No, madam, we don't sell DVD players; that would be Kwik Save.

No, madam, I'm afraid I don't have their number.
Tuesday, 17th August, 2004

Botticelli's 'Birth of Venus' Botticelli?

Chilly botty more like!


Thursday, 19th August, 2004

One of particular interest to Hitchin, methinks:

I've just discovered the Fall Multimedia Project, where you can download MP3s from last week's Fall Peel Session.

Note to self: Time to go broadband. I could be here all night.

Postscript: What the hell am I talking about? I live here; I will be here all night.
Saturday, 21st August, 2004

This morning, I set myself the interesting challenge of coming up with a very bad pun involving the dream combination of chaos theory and agricultural machinery. I succeeded majestically:

Don't worry if you don't get it

Ha-ha-ha-ha-ha-ha-ha-ha-ha-ha-ha-ha-ha-ha-ha!

I used to love tractors as a kid, but I don't any longer. Yes, you've guessed it: I'm an ex-tractor-fan!

Ha-ha-ha-ha-ha-ha-ha-ha-ha-ha-ha-ha-ha-ha-ha!

I don't know where they come from, I really don't. It's a gift.

Postscript: For those of you who don't get my totally brilliant stranger tractor joke, this article might help.
Monday, 23rd August, 2004
BBC: Classics deter bus station yobs
Mozart and Vivaldi have been brought in to tackle anti-social behaviour in a town in East Yorkshire. Residents near Snow Hill bus station in Beverley have complained about youths shouting abuse and urinating near their front doors. Now classical music is being piped into the bus station. The theory is that as youngsters hate the classics they will stay away from the area… A public address system with vandal-proof speakers has been installed in the bus station and along nearby Sylvester Lane. The music will fill the air between 1930 and 2330 each evening.

Apparently, shouting abuse and urinating are seen as anti-social behaviour, but playing music in the street over a public address system at half-past-eleven at night isn't.

Monday, 23rd August, 2004
BBC: Tories to review Human Rights Act
A commission to review in detail the Human Rights Act is to be set up by the Tories, shadow home secretary David Davis has announced. The 1998 Act has given rise to "too many spurious rights" and fuelled a compensation culture which is "out of all sense of proportion", he said.

I must admit, when I heard David Davis going on about 'spurious rights' on the radio this evening, I thought he was talking about the Tory Party. It turns out he was talking about taking away some of our human rights.

Sounds like a real vote-winner to me, but unfortunately David Blunkett is way ahead of him.
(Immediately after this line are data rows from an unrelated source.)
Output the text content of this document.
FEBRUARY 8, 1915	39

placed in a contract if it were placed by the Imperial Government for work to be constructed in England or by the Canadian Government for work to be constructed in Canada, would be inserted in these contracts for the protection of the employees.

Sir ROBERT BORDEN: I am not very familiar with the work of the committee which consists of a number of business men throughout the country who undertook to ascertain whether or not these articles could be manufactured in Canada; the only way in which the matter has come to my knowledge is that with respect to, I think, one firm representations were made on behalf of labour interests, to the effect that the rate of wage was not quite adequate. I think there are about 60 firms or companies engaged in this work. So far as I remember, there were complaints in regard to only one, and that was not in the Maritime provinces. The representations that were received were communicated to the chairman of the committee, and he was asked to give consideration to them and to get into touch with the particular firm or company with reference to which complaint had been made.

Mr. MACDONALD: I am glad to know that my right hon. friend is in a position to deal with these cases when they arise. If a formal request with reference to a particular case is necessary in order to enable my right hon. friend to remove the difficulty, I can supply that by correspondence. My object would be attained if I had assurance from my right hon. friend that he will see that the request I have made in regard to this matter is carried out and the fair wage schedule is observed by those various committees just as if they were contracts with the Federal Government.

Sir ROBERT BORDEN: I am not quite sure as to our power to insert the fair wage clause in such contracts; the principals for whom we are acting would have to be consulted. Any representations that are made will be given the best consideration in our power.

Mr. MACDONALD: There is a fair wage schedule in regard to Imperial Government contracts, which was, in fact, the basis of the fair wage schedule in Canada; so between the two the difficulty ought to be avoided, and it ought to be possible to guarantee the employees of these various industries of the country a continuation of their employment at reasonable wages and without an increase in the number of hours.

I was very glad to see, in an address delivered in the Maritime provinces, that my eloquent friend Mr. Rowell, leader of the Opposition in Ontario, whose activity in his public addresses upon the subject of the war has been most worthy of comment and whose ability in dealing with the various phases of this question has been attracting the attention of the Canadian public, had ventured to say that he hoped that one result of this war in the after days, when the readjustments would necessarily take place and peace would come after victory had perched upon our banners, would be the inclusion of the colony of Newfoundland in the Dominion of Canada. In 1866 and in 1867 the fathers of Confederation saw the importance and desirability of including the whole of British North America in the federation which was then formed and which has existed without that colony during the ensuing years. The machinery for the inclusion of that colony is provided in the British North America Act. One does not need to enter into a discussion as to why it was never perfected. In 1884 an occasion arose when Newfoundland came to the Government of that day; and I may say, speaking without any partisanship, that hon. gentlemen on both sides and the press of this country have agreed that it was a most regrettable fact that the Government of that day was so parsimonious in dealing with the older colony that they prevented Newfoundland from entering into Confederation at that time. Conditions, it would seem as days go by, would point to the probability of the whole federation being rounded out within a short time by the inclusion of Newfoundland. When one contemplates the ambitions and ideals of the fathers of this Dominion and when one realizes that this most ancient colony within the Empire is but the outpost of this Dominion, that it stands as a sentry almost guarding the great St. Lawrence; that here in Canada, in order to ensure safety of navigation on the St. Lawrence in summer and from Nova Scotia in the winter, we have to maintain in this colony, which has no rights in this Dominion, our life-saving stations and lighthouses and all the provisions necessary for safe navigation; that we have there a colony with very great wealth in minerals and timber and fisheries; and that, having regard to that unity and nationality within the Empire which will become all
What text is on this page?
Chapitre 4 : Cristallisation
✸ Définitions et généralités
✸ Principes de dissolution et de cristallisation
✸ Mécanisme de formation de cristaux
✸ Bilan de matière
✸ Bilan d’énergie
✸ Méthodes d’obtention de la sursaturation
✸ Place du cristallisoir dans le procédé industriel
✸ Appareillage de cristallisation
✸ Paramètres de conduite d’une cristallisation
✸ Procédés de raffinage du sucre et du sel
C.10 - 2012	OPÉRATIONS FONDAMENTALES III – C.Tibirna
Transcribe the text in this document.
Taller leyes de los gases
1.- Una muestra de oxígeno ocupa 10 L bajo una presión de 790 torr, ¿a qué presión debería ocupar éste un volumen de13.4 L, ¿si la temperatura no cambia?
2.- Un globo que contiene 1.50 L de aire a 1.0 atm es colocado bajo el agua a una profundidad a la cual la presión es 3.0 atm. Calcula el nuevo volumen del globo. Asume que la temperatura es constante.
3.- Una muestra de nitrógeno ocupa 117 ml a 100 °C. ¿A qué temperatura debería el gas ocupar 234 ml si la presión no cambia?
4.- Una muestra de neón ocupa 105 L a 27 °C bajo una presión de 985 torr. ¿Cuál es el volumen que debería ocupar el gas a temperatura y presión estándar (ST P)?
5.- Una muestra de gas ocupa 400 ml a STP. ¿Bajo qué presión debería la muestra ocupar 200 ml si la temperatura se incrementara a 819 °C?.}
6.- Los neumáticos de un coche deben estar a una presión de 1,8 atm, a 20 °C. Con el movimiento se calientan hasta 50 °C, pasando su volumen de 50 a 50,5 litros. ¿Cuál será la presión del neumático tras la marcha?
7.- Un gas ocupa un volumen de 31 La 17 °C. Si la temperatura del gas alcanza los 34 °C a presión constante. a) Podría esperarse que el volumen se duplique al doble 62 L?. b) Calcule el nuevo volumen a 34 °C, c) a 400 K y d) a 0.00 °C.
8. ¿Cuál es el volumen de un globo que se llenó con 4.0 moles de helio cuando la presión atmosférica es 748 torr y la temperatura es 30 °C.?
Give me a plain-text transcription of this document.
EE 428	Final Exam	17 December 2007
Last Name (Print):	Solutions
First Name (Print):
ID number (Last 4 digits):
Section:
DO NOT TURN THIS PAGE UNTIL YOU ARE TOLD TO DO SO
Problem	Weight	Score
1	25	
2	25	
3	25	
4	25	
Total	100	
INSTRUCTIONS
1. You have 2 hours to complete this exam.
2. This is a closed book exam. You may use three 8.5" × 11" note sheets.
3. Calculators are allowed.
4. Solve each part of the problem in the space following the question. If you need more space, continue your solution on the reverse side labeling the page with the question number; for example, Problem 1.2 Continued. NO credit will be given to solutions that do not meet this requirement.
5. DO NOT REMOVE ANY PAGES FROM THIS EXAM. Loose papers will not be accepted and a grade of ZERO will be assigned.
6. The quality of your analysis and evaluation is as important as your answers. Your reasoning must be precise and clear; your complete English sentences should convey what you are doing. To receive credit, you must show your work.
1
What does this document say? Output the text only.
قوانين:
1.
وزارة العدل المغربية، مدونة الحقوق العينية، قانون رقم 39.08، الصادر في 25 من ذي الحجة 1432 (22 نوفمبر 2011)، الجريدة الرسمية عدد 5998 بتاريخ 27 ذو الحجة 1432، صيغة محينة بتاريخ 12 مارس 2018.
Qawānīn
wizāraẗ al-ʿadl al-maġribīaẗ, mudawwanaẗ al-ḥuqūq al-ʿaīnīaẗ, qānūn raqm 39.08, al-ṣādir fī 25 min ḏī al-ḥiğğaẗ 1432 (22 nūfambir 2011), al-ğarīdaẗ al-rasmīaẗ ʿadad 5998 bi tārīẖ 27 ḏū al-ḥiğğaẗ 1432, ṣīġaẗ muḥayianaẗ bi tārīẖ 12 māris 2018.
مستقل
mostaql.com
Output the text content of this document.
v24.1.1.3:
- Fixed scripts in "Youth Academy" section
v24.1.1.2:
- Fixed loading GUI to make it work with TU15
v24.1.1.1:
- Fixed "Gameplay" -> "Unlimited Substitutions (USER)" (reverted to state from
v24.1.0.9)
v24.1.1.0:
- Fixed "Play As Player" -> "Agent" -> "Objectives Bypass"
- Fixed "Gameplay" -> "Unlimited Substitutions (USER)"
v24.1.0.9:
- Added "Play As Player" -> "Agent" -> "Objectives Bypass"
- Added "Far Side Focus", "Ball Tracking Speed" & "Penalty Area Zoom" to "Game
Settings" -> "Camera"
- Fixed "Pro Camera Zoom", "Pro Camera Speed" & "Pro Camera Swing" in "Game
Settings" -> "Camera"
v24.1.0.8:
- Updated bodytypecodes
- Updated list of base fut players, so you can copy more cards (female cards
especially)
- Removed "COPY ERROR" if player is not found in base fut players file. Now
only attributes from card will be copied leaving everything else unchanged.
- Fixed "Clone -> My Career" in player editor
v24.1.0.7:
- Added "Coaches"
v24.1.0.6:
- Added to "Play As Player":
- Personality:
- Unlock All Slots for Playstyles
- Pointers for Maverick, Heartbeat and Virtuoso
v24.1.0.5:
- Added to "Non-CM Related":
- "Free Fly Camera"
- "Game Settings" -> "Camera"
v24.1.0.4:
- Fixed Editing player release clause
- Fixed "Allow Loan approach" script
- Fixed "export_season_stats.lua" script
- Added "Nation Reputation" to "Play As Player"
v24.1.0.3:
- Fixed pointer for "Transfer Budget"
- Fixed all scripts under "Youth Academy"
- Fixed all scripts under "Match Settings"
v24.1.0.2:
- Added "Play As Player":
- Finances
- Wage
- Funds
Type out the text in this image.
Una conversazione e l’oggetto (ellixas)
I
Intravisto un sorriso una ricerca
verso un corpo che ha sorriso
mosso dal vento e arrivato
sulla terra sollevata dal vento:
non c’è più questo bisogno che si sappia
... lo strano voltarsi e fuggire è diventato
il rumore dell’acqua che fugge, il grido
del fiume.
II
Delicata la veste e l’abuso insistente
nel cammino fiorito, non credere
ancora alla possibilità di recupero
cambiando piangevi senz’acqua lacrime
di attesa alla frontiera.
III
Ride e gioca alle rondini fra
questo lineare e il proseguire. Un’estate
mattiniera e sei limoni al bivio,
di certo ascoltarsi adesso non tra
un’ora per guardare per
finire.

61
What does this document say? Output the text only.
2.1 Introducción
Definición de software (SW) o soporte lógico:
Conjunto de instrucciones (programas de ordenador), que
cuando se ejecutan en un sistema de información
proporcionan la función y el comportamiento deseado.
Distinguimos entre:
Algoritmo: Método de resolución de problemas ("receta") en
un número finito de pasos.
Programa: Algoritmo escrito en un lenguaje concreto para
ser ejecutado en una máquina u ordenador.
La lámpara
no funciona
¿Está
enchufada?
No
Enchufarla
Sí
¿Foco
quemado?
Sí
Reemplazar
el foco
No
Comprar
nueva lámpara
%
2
Thursday, 26th August, 2004
Mum: [Referring to Ned Sherrin] Goodness, doesn't he look like his dad?
Me: Why, who's his dad?
Mum: I don't know… I'm thinking of someone else.
[Ten minutes later.]
Mum: Robert Morley!
Me: Robert Morley?
Mum: Yes, I was thinking of Robert Morley, and getting Ned Sherrin mixed up with Sheridan Morley.
Sunday, 29th August, 2004

Ann and Bill have just been for a visit. For reasons I needn't go into, we decided to place a convoluted £4 bet at the bookmaker's yesterday. The bet was to predict the first- and second-placed horses in one of the races at Goodwood. As I don't know the first thing about gambling (apart from the fact that one should never bet on horse number 4 in Hong Kong), Bill placed the bet for me.

"Hey, 3–40, they sound like pretty good odds!" I remarked, reading the receipt. "Doesn't that mean that for every £3 we bet, we get £40 back? Or does it mean that for every £40 we bet, we get £3 back?"

"Neither," replied Bill. "That's the time of the race."